The 20th century was a period of extraordinary performance in the United States. Americans were living longer and more fruitful lives.  They were better-educated than past generations and residents of other countries. The United States was out-innovating, out-educating, out-connecting, and out-producing the rest of the world, assisted by ground-breaking research and federal funding. Life expectancy was higher than it had ever been, more than 70 percent of teenagers were enrolled in secondary education, and in 1986 the United States comprised 25.2 percent of the world’s economy. The technical advances of the period impacted all aspects of daily life – the construction of the Interstate Highway System physically connected the country in a way never before possible, while the personal computer connected people and industry in ways previously unimagined. In the 1960s, the investments in science paid off: the United States was transformed into the world leader of the space race and the information technology industry.

50 years later, these innovations are still major parts of American lives. The 21st Century has seen huge surges in information infrastructure. As the capacity and usage of the Internet began to grow in the 1990s, the need for better interfaces for sifting through all the information led to early search engines like Yahoo! and later Google, Inc. -- both supported by National Science Foundation (NSF) grants. From there, Internet use, and later high-speed broadband Internet use surged. According to the U.S. Census Bureau’s Current Population Survey, broadband Internet use by households grew from just four percent in 2000 to 68 percent in 2010.

The turn of the century also witnessed incredible advances in medicine and science. In 2003, the Human Genome Project consortium released the sequence of the human genome, and the knowledge this consortium provides will revolutionize diagnoses, treatment, and hopefully even prevention in the of number of diseases. Just a few years later, in 2006, a vaccine was approved to prevent cervical cancer, a disease that claims the lives of nearly 4,000 women each year in the United States.
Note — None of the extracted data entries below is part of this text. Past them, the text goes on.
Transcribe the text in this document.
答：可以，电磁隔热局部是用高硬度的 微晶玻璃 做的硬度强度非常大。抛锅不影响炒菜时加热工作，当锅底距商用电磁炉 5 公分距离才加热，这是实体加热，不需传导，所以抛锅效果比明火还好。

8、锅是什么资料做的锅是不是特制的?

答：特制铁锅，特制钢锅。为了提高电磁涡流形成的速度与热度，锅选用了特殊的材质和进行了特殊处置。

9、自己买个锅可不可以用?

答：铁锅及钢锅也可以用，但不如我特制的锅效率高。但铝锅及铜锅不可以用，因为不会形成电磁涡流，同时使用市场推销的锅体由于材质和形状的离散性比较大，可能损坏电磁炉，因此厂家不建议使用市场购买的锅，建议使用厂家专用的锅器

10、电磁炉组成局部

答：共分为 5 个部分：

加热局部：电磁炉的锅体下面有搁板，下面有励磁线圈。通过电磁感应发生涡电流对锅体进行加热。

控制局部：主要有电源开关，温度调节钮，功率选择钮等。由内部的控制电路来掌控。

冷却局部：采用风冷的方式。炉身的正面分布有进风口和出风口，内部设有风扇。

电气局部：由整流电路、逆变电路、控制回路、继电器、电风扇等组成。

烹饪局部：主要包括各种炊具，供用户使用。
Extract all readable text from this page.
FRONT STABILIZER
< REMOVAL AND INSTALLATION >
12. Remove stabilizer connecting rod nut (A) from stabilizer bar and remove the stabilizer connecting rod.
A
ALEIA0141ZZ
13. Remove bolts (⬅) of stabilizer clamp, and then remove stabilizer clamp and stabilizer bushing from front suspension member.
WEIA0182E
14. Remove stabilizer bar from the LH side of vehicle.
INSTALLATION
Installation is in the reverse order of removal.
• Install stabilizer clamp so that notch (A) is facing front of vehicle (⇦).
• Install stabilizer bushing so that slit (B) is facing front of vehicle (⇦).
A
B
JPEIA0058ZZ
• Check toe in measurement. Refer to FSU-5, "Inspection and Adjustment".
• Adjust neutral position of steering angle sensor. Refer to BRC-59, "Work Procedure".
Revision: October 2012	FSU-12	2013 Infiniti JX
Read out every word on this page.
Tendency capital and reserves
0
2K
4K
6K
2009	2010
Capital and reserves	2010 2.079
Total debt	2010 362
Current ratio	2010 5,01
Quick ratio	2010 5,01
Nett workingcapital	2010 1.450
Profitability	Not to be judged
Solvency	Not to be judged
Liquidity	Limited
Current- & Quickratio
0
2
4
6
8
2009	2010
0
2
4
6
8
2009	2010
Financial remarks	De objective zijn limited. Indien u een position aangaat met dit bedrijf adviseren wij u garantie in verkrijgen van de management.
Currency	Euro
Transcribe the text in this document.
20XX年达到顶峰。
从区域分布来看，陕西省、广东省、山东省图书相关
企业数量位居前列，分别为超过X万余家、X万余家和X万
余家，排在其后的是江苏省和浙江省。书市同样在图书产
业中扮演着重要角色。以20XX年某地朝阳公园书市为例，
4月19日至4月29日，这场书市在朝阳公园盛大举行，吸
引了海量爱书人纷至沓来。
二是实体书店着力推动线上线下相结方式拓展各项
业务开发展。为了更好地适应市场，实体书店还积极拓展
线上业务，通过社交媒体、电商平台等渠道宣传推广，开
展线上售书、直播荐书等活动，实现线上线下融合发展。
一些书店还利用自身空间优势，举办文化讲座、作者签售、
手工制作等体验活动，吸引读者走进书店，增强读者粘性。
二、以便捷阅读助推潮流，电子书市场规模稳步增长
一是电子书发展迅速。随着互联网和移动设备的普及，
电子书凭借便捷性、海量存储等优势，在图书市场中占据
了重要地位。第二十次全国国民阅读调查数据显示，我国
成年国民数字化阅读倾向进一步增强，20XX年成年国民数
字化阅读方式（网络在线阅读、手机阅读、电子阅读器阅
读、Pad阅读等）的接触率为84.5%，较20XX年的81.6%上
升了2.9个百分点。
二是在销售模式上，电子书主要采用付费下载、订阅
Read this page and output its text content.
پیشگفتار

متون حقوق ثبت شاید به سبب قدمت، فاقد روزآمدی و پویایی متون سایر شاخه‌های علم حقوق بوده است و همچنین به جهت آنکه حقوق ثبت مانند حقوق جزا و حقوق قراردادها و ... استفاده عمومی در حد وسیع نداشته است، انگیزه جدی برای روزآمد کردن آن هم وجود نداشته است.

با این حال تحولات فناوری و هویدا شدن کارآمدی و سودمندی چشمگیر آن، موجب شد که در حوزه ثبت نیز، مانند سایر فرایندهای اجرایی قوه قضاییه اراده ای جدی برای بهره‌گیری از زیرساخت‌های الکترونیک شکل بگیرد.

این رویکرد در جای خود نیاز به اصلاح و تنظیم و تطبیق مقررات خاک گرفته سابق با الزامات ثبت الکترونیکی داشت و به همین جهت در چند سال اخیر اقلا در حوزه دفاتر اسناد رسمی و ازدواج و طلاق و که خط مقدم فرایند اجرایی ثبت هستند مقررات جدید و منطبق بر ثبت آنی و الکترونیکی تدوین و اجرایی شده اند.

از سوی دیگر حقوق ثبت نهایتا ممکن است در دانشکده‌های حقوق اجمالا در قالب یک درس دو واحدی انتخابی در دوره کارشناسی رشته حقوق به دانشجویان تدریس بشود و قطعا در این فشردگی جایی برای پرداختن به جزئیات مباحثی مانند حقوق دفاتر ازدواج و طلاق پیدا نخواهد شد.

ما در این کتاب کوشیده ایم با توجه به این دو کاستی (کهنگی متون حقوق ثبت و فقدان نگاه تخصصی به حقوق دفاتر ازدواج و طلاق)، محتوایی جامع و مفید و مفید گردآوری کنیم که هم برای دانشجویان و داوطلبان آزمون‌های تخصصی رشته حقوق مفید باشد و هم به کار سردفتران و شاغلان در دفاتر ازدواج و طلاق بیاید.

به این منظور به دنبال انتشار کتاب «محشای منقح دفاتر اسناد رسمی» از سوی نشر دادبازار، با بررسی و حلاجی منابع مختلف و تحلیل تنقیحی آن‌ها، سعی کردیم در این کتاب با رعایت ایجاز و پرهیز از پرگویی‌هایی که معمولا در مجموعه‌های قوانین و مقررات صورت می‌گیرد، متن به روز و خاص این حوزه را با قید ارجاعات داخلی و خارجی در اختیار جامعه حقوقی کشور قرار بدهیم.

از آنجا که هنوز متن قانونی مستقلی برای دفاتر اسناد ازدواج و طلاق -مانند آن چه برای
From 1963 to 2008, real income per person increased in every state, with 34 states (plus the District of Columbia) seeing growth of more than 150 percent. Productivity in America is also at an all-time high. If the United States is to continue to “out compete,” it is imperative that the funding of innovative research and development continue as well. To extend this timeline of historical exceptionalism, our current workforce, as well as future generations, needs the support and funding of public institutions and the federal government.